Der Dichter versteht es, uns, die Leser, mitzunehmen, uns ausgehend von einfachen, schlichten Bildern zu inspirieren, zu ganz Neuem zu kommen, intellektuell wie in den Gefühlen.
Das zeigt sich auch bei seinen weiteren Gedichten, meinem Liebling im Buch z.B. – Der Runde, ich, Mond. Er steigt ein mit dem grandiosen Satz: … und das erleuchtete Haar Berenices./ Das Haar ist ein Sternbild. – Und er kommt zur Frage: Und was ist der Unterschied zwischen Ich und Ferne? Ja, was ist der Unterschied? Ich hier, die Ferne dort draußen? Oder die Ferne auch in mir? Der Ausblick: … unaufhörlich erreich ich seitdem/ den Horizont. Ja, ich, Leser, kann diesen augenblicklich erreichen, wenn ich mich auf diese Gedichte einlasse. Gedichte, die mich an das Ende dessen, was ich gerade noch sehen kann, heranführen.
Man könnte sich einen Spaß machen und nur die Einstiege in die Gedichte lesen, die ersten zwei Verse: Ein Baum,/ der noch Blätter hat. – Und darüber nachdenken. Was an Welt erschließt sich einem da? Es ist wie ein Blick in eine fremde Welt, die einem von irgendwoher bekannt vorkommt. Die man kennt, selektiv, die irgendwo aus dem eigenen Inneren aufscheint, und über die man hier mehr, näheres, erfahren kann – und will!
Noch einen Hinweis auf das wunderbare Gedicht: Eine Kehre, ganz am Ende des Bändchens – wieder ein im positiven Sinn erschütterndes Bild am Anfang: In der Rose/ hör ich Geister lachen … man denke nur mal kurz über dieses Bild nach, es durchwirbelt alle Vorstellungen und ist doch nachvollziehbar, dann der Bezug auf mich, ein paar Zeilen weiter: Ihr rotes Blatt, mein/ eigener Geruch … – und dann das Verschicken ins Allgemeine – Je älter du wirst,/.. – klar, strukturiert und doch überraschend in seiner Wirkung, allgemein und ganz persönlich auf mich. Hervorragend komponiert!

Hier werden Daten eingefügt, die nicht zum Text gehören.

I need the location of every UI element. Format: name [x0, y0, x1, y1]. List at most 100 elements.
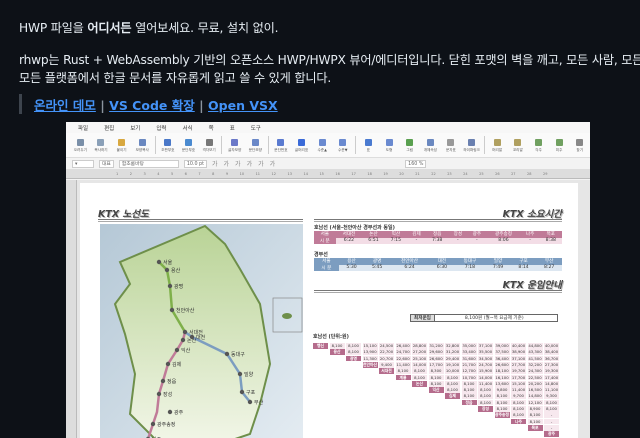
online-demo-link[interactable]: 온라인 데모	[34, 98, 96, 113]
station-marker	[224, 351, 230, 357]
fare-cell: 11,400	[511, 387, 526, 393]
toolbar-label: 복사하기	[94, 147, 108, 152]
fare-cell: -	[544, 424, 559, 431]
toolbar-label: 머리말	[492, 147, 503, 152]
toolbar-button[interactable]: 수준▲	[312, 138, 333, 152]
char-format-button[interactable]: 가	[270, 159, 276, 168]
fare-cell: 24,500	[379, 343, 394, 349]
toolbar-button[interactable]: 오려두기	[70, 138, 91, 152]
toolbar-label: 문단번호	[274, 147, 288, 152]
gyeongbu-label: 경부선	[314, 252, 328, 258]
station-marker	[165, 361, 171, 367]
toolbar-button[interactable]: 미주	[549, 138, 570, 152]
time-cell: 시 분	[314, 264, 339, 271]
toolbar-button[interactable]: 그림	[399, 138, 420, 152]
fare-cell: 34,500	[478, 355, 493, 362]
char-format-button[interactable]: 가	[247, 159, 253, 168]
toolbar-button[interactable]: 하이퍼링크	[461, 138, 482, 152]
fare-cell: 38,400	[544, 349, 559, 356]
menu-item[interactable]: 쪽	[209, 124, 214, 132]
toolbar-button[interactable]: 표	[358, 138, 379, 152]
char-format-button[interactable]: 가	[212, 159, 218, 168]
fare-station-label: 익산	[428, 387, 444, 393]
toolbar-button[interactable]: 격자보기	[199, 138, 220, 152]
toolbar-button[interactable]: 모양복사	[132, 138, 153, 152]
toolbar-icon	[318, 138, 326, 146]
fare-cell: 9,300	[544, 393, 559, 400]
toolbar-button[interactable]: 조판부호	[158, 138, 179, 152]
fare-cell: 22,700	[379, 349, 394, 356]
fare-cell: 17,400	[544, 374, 559, 381]
toolbar-label: 글자모양	[228, 147, 242, 152]
fare-cell: 37,100	[478, 343, 493, 349]
fare-cell: 37,100	[511, 355, 526, 362]
fare-cell: 26,400	[395, 343, 411, 349]
station-label: 익산	[181, 347, 191, 354]
station-label: 구포	[246, 390, 256, 396]
menu-item[interactable]: 서식	[183, 124, 193, 132]
toolbar-button[interactable]: 도형	[379, 138, 400, 152]
fare-label: 호남선 (단위:원)	[313, 334, 349, 340]
toolbar-label: 표	[366, 147, 371, 152]
station-label: 광명	[174, 283, 183, 290]
time-cell: -	[448, 237, 468, 244]
fare-cell: 8,100	[527, 418, 543, 425]
menu-item[interactable]: 입력	[156, 124, 166, 132]
fare-station-label: 논산	[412, 380, 427, 387]
toolbar-button[interactable]: 문단모양	[245, 138, 266, 152]
toolbar-button[interactable]: 찾기	[569, 138, 590, 152]
toolbar-button[interactable]: 글머리표	[291, 138, 312, 152]
fare-cell: 9,400	[379, 361, 394, 368]
char-format-button[interactable]: 가	[224, 159, 230, 168]
fare-cell: 39,000	[494, 343, 510, 349]
toolbar-label: 미주	[555, 147, 563, 152]
fare-cell: 19,300	[544, 368, 559, 374]
title-rule	[314, 290, 562, 293]
station-marker	[182, 329, 188, 335]
menu-item[interactable]: 표	[230, 124, 235, 132]
toolbar-button[interactable]: 꼬리말	[508, 138, 529, 152]
toolbar-button[interactable]: 개체속성	[420, 138, 441, 152]
toolbar-icon	[118, 138, 126, 146]
font-select[interactable]: 함초롬바탕	[118, 159, 179, 168]
toolbar-button[interactable]: 복사하기	[91, 138, 112, 152]
fare-station-label: 목포	[527, 424, 543, 431]
ruler-tick: 2	[129, 172, 132, 176]
toolbar-button[interactable]: 머리말	[487, 138, 508, 152]
fare-cell: 14,000	[412, 361, 427, 368]
ruler-tick: 29	[543, 172, 548, 176]
toolbar-separator	[221, 136, 223, 154]
menu-item[interactable]: 도구	[251, 124, 261, 132]
font-size-input[interactable]: 10.0 pt	[183, 159, 207, 168]
style-select[interactable]: 대표	[99, 159, 114, 168]
fare-cell: 40,000	[544, 343, 559, 349]
vscode-extension-link[interactable]: VS Code 확장	[109, 98, 195, 113]
toolbar-icon	[406, 138, 414, 146]
toolbar-button[interactable]: 글자모양	[224, 138, 245, 152]
vertical-ruler	[66, 180, 77, 438]
ruler-tick: 15	[319, 172, 324, 176]
open-vsx-link[interactable]: Open VSX	[208, 98, 278, 113]
menu-item[interactable]: 파일	[78, 124, 88, 132]
toolbar-button[interactable]: 각주	[528, 138, 549, 152]
toolbar-icon	[555, 138, 563, 146]
ruler-tick: 21	[415, 172, 420, 176]
zoom-select[interactable]: 160 %	[405, 159, 427, 168]
toolbar-icon	[231, 138, 239, 146]
toolbar-button[interactable]: 문자표	[441, 138, 462, 152]
menu-item[interactable]: 보기	[130, 124, 140, 132]
toolbar-button[interactable]: 수준▼	[333, 138, 354, 152]
char-format-button[interactable]: 가	[258, 159, 264, 168]
fare-cell: 32,200	[527, 361, 543, 368]
blank-select[interactable]: ▾	[72, 159, 94, 168]
station-label: 장성	[163, 391, 172, 398]
toolbar-button[interactable]: 문단부호	[178, 138, 199, 152]
toolbar-separator	[267, 136, 269, 154]
station-label: 김제	[172, 361, 182, 368]
ruler-tick: 9	[225, 172, 229, 176]
char-format-button[interactable]: 가	[235, 159, 241, 168]
links-row: 온라인 데모 | VS Code 확장 | Open VSX	[34, 98, 278, 113]
toolbar-button[interactable]: 붙이기	[111, 138, 132, 152]
toolbar-button[interactable]: 문단번호	[271, 138, 292, 152]
menu-item[interactable]: 편집	[104, 124, 114, 132]
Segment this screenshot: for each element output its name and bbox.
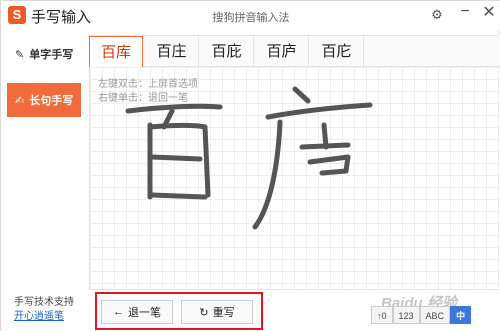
sidebar-item-long-sentence[interactable]: ✍ 长句手写 xyxy=(7,83,81,117)
pen-icon: ✎ xyxy=(15,48,25,61)
mode-numbers[interactable]: 123 xyxy=(392,306,420,324)
multi-pen-icon: ✍ xyxy=(15,94,25,107)
sidebar-item-label: 长句手写 xyxy=(29,95,74,107)
stroke xyxy=(149,154,203,162)
close-icon[interactable]: ✕ xyxy=(481,4,497,22)
gear-icon[interactable]: ⚙ xyxy=(429,6,445,24)
support-link[interactable]: 开心逍遥笔 xyxy=(14,307,64,322)
sidebar-item-single-char[interactable]: ✎ 单字手写 xyxy=(1,37,81,71)
input-mode-group: ↑0 123 ABC 中 xyxy=(371,306,472,324)
window-title: 搜狗拼音输入法 xyxy=(212,12,290,24)
minimize-icon[interactable]: − xyxy=(457,3,473,21)
candidate-1[interactable]: 百库 xyxy=(89,36,143,67)
undo-stroke-button[interactable]: ← 退一笔 xyxy=(101,300,173,324)
stroke xyxy=(321,122,329,150)
stroke xyxy=(292,86,311,104)
writing-pad[interactable]: 左键双击：上屏首选项 右键单击：退回一笔 xyxy=(89,67,500,289)
rewrite-label: 重写 xyxy=(212,307,235,319)
support-text: 手写技术支持 xyxy=(14,297,74,308)
arrow-left-icon: ← xyxy=(113,306,124,318)
candidate-5[interactable]: 百庀 xyxy=(310,36,364,67)
stroke xyxy=(252,119,283,230)
candidate-3[interactable]: 百庇 xyxy=(200,36,254,67)
refresh-icon: ↻ xyxy=(199,306,209,319)
candidate-4[interactable]: 百庐 xyxy=(255,36,309,67)
handwriting-window: S 手写输入 搜狗拼音输入法 ⚙ − ✕ ✎ 单字手写 ✍ 长句手写 手写技术支… xyxy=(0,0,500,331)
mode-chinese[interactable]: 中 xyxy=(450,306,472,324)
undo-label: 退一笔 xyxy=(128,307,161,319)
stroke xyxy=(149,192,208,200)
title-bar: S 手写输入 搜狗拼音输入法 ⚙ − ✕ xyxy=(1,1,500,31)
edit-buttons-highlight: ← 退一笔 ↻ 重写 xyxy=(95,292,263,330)
rewrite-button[interactable]: ↻ 重写 xyxy=(181,300,253,324)
candidate-bar: 百库 百庄 百庇 百庐 百庀 xyxy=(89,35,500,67)
candidate-2[interactable]: 百庄 xyxy=(145,36,199,67)
mode-toggle-punct[interactable]: ↑0 xyxy=(371,306,393,324)
mode-sidebar: ✎ 单字手写 ✍ 长句手写 手写技术支持 开心逍遥笔 xyxy=(1,31,89,331)
mode-letters[interactable]: ABC xyxy=(419,306,451,324)
handwriting-strokes xyxy=(125,86,373,230)
stroke xyxy=(265,102,373,120)
bottom-toolbar: ← 退一笔 ↻ 重写 Baidu 经验 ↑0 123 ABC 中 xyxy=(89,289,500,331)
sidebar-item-label: 单字手写 xyxy=(29,49,74,61)
stroke xyxy=(307,154,351,176)
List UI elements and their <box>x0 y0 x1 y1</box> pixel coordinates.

Es ist ein schmaler Gedichtband, aber jedes Gedicht für sich lohnt Lektüre, Beschäftigung, lohnt den Gedanken nachzugehen, die sich augenblicklich vor mir als Leser auftun; Gedichte als Sichtbarmacher, als Augenöffner. – Unser Dichter Harald Gröhler schafft dies in voller Beeindruckung. Großartiges Buch.
Harald Gröhler: Frischer Schnee. Gedichte. Brosch., 32 S., edition virgines, Düsseldorf 2020, 5 €.